Le partenariat dans l’IA entre Apple et OpenAI a fait place à une bataille judiciaire.
Apple a poursuivi OpenAI et deux anciens employés, accusant le créateur de ChatGPT d’avoir utilisé des plans confidentiels, des informations sur des fournisseurs et des techniques de fabrication pour accélérer son entrée sur le marché des appareils grand public. Cette affaire pourrait avoir des répercussions sur les projets matériels d’OpenAI, fragiliser son partenariat avec Apple et pousser les entreprises technologiques à renforcer leurs contrôles concernant les départs de salariés, le recrutement et la propriété intellectuelle.
Apple détaille ses accusations
Apple a déposé sa plainte devant le tribunal fédéral du district nord de Californie et a désigné comme défendeurs les anciens employés Tang Yew Tan et Chang Liu.
Reuters a rapporté que l’entreprise accusait OpenAI d’avoir systématiquement obtenu des informations confidentielles en recrutant des employés d’Apple, en interrogeant des candidats à un poste sur des projets non annoncés et en contactant des fournisseurs d’Apple.
Apple affirme que Tan, le directeur du matériel d’OpenAI, a encouragé des candidats à apporter des composants physiques d’Apple lors de leurs entretiens pour des séances de « show-and-tell ». Tan a passé 24 ans chez Apple et a travaillé sur la conception de produits pour l’iPhone et l’Apple Watch.
Liu aurait conservé un ordinateur portable Apple après avoir quitté l’entreprise et exploité une faille d’authentification pour accéder au réseau interne d’Apple. Apple a déclaré qu’il avait téléchargé des dizaines de fichiers confidentiels liés au matériel.
La plainte accuse également OpenAI d’avoir approché un partenaire industriel d’Apple pour se renseigner sur une technique exclusive de finition des métaux, tout en laissant entendre qu’elle avait l’autorisation d’utiliser ce procédé.
OpenAI a rejeté ces accusations.
« Nous ne nous intéressons pas aux secrets industriels d’autres entreprises. Nous restons concentrés sur la création de technologies innovantes qui donnent plus de pouvoir à chacun, partout dans le monde », a déclaré un porte-parole d’OpenAI, selon CNBC.
Un partenariat se transforme en rivalité
The New York Times a rapporté qu’Apple et OpenAI avaient annoncé en 2024 un partenariat majeur qui avait intégré ChatGPT à Siri et à d’autres éléments des systèmes d’exploitation d’Apple.

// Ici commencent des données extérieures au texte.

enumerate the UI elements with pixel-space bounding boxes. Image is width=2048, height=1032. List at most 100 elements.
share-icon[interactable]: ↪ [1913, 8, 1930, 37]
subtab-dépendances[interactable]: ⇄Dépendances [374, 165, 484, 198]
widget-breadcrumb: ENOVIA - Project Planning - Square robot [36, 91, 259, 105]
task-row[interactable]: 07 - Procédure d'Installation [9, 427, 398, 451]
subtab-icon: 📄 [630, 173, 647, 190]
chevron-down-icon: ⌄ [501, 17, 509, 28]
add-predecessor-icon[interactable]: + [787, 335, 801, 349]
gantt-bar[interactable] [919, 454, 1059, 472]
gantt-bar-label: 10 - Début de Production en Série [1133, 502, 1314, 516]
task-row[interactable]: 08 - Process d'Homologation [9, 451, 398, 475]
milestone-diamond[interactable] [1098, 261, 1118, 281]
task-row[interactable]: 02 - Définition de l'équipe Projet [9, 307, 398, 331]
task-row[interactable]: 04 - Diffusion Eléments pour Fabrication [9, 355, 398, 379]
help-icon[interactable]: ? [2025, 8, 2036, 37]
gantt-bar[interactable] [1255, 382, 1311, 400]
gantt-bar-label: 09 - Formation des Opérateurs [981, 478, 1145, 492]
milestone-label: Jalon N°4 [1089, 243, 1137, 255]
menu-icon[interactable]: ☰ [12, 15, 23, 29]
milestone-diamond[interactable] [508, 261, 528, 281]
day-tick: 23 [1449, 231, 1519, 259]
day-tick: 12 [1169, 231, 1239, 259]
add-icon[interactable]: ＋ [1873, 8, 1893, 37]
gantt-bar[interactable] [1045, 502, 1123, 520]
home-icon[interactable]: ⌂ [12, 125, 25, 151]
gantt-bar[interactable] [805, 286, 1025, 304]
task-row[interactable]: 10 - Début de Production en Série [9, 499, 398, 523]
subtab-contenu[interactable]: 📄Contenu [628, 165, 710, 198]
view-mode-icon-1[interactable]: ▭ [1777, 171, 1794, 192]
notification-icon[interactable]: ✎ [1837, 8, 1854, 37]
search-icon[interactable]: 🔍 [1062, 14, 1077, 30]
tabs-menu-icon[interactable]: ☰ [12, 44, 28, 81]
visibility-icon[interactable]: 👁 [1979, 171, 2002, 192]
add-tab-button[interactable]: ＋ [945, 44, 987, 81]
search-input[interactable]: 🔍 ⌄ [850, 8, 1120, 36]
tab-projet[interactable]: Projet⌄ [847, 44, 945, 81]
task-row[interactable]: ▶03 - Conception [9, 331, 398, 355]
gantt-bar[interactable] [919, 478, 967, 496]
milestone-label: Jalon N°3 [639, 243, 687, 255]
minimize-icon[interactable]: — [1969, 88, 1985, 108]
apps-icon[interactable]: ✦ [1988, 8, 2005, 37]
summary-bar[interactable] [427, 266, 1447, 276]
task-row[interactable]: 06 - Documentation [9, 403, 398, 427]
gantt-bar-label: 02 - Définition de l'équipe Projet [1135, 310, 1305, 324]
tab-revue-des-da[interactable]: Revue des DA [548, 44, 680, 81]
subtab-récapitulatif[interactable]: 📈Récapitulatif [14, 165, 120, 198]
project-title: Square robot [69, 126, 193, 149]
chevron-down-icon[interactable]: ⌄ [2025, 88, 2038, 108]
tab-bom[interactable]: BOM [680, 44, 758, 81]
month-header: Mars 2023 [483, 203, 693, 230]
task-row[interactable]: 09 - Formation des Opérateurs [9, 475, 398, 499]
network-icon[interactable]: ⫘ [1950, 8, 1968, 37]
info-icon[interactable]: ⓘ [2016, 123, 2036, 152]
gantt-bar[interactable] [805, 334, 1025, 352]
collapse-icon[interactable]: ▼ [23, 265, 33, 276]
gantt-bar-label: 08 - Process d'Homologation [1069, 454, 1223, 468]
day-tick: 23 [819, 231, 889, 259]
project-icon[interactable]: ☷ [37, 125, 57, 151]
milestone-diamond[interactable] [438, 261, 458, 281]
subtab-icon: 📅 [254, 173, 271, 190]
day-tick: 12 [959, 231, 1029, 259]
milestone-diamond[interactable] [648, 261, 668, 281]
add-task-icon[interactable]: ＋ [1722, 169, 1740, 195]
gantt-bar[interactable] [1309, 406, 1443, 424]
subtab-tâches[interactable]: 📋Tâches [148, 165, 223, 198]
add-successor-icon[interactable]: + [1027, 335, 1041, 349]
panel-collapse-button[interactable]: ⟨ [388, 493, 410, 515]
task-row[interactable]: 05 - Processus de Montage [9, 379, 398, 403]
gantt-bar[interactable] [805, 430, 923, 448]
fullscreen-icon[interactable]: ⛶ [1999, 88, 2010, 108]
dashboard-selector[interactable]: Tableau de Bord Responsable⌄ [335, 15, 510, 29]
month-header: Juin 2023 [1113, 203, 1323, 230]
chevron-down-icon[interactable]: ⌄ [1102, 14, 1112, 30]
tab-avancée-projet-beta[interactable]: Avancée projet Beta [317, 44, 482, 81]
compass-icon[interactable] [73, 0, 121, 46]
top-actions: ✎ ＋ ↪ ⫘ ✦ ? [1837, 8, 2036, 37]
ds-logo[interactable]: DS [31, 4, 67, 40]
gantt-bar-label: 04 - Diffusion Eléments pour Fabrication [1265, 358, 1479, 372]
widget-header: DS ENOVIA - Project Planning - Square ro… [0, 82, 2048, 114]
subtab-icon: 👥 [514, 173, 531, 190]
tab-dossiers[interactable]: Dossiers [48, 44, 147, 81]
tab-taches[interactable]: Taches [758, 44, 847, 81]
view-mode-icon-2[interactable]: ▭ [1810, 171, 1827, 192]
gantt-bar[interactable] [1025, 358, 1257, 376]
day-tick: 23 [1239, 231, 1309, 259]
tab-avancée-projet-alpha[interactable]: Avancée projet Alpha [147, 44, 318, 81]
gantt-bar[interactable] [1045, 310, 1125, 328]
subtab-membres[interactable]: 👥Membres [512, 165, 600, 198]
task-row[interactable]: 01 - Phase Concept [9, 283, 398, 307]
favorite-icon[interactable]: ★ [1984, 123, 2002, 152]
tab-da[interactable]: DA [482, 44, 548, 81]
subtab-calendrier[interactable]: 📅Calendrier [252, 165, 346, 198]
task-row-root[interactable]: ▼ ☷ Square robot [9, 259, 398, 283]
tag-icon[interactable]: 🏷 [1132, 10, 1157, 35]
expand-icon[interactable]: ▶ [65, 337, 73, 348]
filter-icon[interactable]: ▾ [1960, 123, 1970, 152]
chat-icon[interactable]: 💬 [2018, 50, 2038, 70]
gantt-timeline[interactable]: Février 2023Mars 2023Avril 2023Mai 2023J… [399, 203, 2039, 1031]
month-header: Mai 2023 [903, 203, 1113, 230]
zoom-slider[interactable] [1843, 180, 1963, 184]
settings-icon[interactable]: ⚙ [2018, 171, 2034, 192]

Les tensions se sont accrues lorsque OpenAI a dépassé le cadre des logiciels pour se lancer dans le matériel. L’entreprise a racheté l’an dernier io Products, une start-up spécialisée dans le matériel fondée par Jony Ive, ancien directeur du design d’Apple, pour environ 6,5 milliards de dollars US.
OpenAI n’a pas dévoilé son premier appareil, même si son PDG, Sam Altman, a déclaré que l’entreprise avait achevé ses premiers prototypes. The New York Times a rapporté qu’OpenAI avait étudié des produits portables ou de poche reposant sur la voix, des caméras et des services d’IA plutôt que sur des applications traditionnelles.
Un appareil OpenAI à succès pourrait signifier qu’un lancement matériel réussi donnerait à OpenAI une relation directe avec les consommateurs, au lieu de dépendre d’Apple, de Google, ou d’autres propriétaires de plateformes pour distribuer ChatGPT.
Apple, de son côté, doit faire face à la perspective de voir un nouvel appareil d’IA lui disputer le temps et l’attention actuellement concentrés sur l’iPhone.
La plainte pourrait ralentir les projets matériels d’OpenAI
Apple réclame des dommages et intérêts ainsi qu’une ordonnance judiciaire interdisant à OpenAI de détenir, d’utiliser ou de divulguer ses secrets industriels. Une injonction pourrait perturber le développement des produits d’OpenAI, ses relations avec ses fournisseurs et ses projets de lancement d’appareils.
L’affaire met également en lumière un défi croissant en matière de conformité dans l’ensemble du secteur technologique. Les entreprises d’IA recrutent activement chez leurs concurrentes, ce qui rend plus difficile la distinction entre l’expérience générale d’un salarié et les documents protégés, les méthodes de fabrication ou les informations sur des produits non annoncés.
Apple doit encore prouver qu’OpenAI a obtenu et utilisé des secrets industriels protégés par la loi, car le simple fait d’avoir recruté des centaines d’anciens employés d’Apple ne suffit pas à établir une faute.
La bataille judiciaire pourrait influencer la manière dont les entreprises technologiques recrutent des spécialistes du matériel, gèrent les départs de salariés et protègent les informations confidentielles, alors que la concurrence autour des appareils d’IA s’intensifie.